Confluent Cloud Kafka Support
In short, we added the ability to connect to Confluent Cloud via SASL/SSL. Grab your SASL username and password from the Confluent Cloud console and paste them into SQLStreamBuilder. You can then create new virtual tables from any Kafka topic. Traffic goes over public interfaces but is encoded via SSL.
Note: This method also works with any cloud provider or Kafka cluster with public interfaces and SASL/SSL support.
AWS Managed Streaming for Kafka (MSK) Support
We also added the ability to connect to AWS MSK. Connecting is done slightly differently. MSK doesn’t have public interfaces, so in order to connect, you must peer to the VPC for MSK.
Eventador allows for two different models – one where we own the VPC being peered, the other where we instantiate SQLStreamBuilder into your account or a sub-account and peer to the VPC with Kafka. Either way, during Early Access ping support and we will get you set up—it’s a one-time thing.
Once peered, you can create virtual tables against MSK topics like any other Kafka cluster.

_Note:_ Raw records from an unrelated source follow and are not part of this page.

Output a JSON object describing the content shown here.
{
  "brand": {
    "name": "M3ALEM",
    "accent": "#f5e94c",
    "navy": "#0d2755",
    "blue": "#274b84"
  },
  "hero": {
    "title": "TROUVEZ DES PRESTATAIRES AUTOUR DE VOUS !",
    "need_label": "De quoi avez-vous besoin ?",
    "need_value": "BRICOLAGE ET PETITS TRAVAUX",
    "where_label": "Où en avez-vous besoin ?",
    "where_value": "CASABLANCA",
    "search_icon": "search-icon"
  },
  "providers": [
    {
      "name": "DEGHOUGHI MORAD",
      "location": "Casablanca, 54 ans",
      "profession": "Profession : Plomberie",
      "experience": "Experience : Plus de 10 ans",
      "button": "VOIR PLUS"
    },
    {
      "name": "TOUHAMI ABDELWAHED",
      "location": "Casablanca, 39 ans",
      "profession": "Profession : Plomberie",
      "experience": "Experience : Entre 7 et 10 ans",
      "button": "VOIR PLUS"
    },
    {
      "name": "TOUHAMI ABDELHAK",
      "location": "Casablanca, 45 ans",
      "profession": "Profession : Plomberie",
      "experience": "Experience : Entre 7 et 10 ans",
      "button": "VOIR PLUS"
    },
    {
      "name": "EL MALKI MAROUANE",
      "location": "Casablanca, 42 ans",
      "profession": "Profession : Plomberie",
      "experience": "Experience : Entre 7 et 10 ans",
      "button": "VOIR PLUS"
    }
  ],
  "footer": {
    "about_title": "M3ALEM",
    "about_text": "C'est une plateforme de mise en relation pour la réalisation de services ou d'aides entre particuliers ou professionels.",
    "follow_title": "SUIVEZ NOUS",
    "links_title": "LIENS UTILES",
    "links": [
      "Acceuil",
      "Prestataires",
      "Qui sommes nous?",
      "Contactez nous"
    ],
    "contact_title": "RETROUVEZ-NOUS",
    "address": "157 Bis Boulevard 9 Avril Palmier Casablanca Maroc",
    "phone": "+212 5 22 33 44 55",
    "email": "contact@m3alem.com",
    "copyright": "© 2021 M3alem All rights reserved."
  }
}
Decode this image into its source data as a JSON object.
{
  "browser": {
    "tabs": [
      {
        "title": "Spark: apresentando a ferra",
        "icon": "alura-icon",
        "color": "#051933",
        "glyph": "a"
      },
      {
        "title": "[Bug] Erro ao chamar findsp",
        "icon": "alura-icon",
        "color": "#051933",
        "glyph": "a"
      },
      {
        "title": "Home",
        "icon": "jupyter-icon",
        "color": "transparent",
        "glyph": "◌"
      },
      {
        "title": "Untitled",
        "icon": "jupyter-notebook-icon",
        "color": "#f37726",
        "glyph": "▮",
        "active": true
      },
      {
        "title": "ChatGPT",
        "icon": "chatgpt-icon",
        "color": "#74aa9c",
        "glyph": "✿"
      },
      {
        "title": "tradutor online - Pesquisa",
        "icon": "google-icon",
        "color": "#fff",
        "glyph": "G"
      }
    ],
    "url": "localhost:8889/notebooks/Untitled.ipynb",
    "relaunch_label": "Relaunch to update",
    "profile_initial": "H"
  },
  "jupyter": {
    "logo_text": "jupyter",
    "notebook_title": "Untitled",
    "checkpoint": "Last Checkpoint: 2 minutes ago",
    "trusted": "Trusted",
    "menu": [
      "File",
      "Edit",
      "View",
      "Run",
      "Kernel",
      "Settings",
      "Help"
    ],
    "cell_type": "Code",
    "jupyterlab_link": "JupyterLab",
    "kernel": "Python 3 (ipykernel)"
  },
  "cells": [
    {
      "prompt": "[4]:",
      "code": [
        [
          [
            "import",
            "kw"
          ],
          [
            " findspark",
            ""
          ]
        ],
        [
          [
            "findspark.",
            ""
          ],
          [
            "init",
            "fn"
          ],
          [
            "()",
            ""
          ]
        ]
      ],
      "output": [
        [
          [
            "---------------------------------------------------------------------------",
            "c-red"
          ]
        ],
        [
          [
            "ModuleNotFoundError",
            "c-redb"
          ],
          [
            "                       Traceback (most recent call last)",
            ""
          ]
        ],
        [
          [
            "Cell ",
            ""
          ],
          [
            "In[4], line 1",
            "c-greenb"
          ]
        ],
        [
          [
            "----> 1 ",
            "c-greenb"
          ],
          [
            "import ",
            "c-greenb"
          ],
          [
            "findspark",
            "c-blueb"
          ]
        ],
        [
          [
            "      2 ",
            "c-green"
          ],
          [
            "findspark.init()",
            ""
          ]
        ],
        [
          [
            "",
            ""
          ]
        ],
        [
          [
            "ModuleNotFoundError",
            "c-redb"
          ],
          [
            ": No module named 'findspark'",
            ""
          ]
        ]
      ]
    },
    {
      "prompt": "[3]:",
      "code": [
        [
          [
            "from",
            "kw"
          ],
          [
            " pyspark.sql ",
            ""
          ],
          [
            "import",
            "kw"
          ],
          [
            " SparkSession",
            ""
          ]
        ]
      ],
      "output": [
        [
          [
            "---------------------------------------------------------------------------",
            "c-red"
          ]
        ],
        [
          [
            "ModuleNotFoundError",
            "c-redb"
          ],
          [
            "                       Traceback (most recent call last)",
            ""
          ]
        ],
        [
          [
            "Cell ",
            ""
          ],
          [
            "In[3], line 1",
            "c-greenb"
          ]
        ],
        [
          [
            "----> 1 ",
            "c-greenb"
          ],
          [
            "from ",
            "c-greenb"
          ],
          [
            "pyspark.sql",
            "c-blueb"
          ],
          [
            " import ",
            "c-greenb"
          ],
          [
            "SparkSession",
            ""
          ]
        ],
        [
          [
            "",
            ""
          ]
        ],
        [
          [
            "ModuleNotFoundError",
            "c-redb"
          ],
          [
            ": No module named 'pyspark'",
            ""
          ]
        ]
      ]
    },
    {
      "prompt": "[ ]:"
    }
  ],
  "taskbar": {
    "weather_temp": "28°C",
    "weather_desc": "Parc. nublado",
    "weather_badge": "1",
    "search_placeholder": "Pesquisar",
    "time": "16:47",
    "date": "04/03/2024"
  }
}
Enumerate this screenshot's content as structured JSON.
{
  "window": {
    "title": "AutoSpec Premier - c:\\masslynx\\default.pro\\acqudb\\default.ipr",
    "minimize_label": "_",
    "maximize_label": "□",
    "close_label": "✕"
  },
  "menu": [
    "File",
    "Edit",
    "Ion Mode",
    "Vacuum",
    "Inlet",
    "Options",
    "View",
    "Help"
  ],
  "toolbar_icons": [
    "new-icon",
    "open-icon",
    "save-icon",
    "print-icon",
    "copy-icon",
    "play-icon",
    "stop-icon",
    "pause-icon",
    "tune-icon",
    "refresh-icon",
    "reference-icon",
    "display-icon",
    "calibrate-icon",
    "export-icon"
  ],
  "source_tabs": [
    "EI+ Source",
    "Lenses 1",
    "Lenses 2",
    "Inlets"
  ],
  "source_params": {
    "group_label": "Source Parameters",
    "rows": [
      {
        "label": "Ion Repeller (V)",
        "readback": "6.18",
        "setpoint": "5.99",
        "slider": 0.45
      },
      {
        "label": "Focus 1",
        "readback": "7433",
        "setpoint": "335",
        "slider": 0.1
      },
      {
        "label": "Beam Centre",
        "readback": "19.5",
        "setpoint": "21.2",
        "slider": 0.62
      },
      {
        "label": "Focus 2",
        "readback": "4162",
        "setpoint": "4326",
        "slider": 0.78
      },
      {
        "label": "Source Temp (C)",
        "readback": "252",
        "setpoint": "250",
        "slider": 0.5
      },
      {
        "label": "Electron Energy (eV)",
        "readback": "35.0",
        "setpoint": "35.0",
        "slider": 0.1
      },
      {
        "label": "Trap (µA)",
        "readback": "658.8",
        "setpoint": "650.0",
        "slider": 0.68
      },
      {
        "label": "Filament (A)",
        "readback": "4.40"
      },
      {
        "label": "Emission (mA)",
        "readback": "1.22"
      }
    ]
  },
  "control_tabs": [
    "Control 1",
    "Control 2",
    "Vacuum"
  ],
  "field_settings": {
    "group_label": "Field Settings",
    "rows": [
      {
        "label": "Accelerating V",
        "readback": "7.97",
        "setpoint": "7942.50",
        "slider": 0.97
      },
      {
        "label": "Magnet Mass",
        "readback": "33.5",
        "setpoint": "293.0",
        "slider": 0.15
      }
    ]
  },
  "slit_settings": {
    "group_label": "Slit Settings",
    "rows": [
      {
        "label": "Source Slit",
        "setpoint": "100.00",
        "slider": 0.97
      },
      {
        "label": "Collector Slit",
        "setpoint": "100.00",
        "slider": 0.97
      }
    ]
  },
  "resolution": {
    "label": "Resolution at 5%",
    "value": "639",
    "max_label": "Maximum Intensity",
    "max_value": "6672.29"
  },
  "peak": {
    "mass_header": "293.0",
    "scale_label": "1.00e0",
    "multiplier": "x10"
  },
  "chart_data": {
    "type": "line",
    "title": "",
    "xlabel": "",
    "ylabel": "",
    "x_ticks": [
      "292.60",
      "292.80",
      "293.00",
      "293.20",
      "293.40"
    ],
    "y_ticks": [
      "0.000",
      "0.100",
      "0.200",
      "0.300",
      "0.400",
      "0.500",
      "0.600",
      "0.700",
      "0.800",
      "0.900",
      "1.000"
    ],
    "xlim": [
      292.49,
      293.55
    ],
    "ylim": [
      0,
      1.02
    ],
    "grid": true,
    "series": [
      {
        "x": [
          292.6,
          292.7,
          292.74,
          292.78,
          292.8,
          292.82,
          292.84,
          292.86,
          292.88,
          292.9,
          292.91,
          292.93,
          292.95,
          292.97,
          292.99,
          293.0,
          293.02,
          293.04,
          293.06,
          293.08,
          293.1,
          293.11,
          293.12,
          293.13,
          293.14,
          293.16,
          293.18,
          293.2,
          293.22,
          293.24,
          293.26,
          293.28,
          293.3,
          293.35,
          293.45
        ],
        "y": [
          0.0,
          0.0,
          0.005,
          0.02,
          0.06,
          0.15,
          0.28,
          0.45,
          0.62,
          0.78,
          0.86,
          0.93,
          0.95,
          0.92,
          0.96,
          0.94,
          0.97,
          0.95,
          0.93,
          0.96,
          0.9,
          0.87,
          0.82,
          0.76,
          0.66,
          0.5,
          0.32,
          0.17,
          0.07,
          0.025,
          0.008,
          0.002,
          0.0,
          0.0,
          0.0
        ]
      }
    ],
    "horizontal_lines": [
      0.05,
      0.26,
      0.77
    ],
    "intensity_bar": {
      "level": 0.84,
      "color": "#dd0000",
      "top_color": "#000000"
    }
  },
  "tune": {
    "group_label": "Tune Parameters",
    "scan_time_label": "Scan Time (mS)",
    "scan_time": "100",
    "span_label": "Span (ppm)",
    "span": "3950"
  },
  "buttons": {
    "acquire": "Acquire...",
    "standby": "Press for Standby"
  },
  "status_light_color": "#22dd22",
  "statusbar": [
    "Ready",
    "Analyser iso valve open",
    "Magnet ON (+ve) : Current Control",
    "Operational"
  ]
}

For both Confluent Cloud and AWS MSK, you can check out the documentation for more information and details on connecting and performing queries directly against these data streams.
SQLStreamBuilder has the concept of virtual tables. These are simply named links for a data source. They can be a source or a sink for data, and they can be on different systems and of different types (say Kafka or RDS). When you issue a SQL join you are joining virtual tables.
The SQL join works like you would expect, but, because the predicate virtual table in your SQL statement is a virtual table—joins are hyper-powerful. You can query multiple different sources in one statement. The results are sent straight to your defined sink virtual table. So imagine:
- Joining data from two different cloud providers, on-prem, or migrating between them.
- Joining two different types of data sources, maybe Kafka and RDS.
- Distributed ETL – pulling data from many clusters to form a unified picture.
For example something like this:
SELECT p.auth_amount FROM payments_from_POS_MQTT p JOIN payments_bad_actors_from_antifraud_cluster b ON p.userid = b.userid;
SELECT a.*, b.* FROM confluent_cloud a JOIN on_prem_kafka_cluster b ON a.sensor_id = b.sensor_id
Or maybe even:
SELECT us_west.user_score+ap_south.user_score FROM kafka_in_zone_us_west us_west FULL OUTER JOIN kafka_in_zone_ap_south ap_south ON us_west.user_id = ap_south.user_id;
The possibilities are hyper-powerful.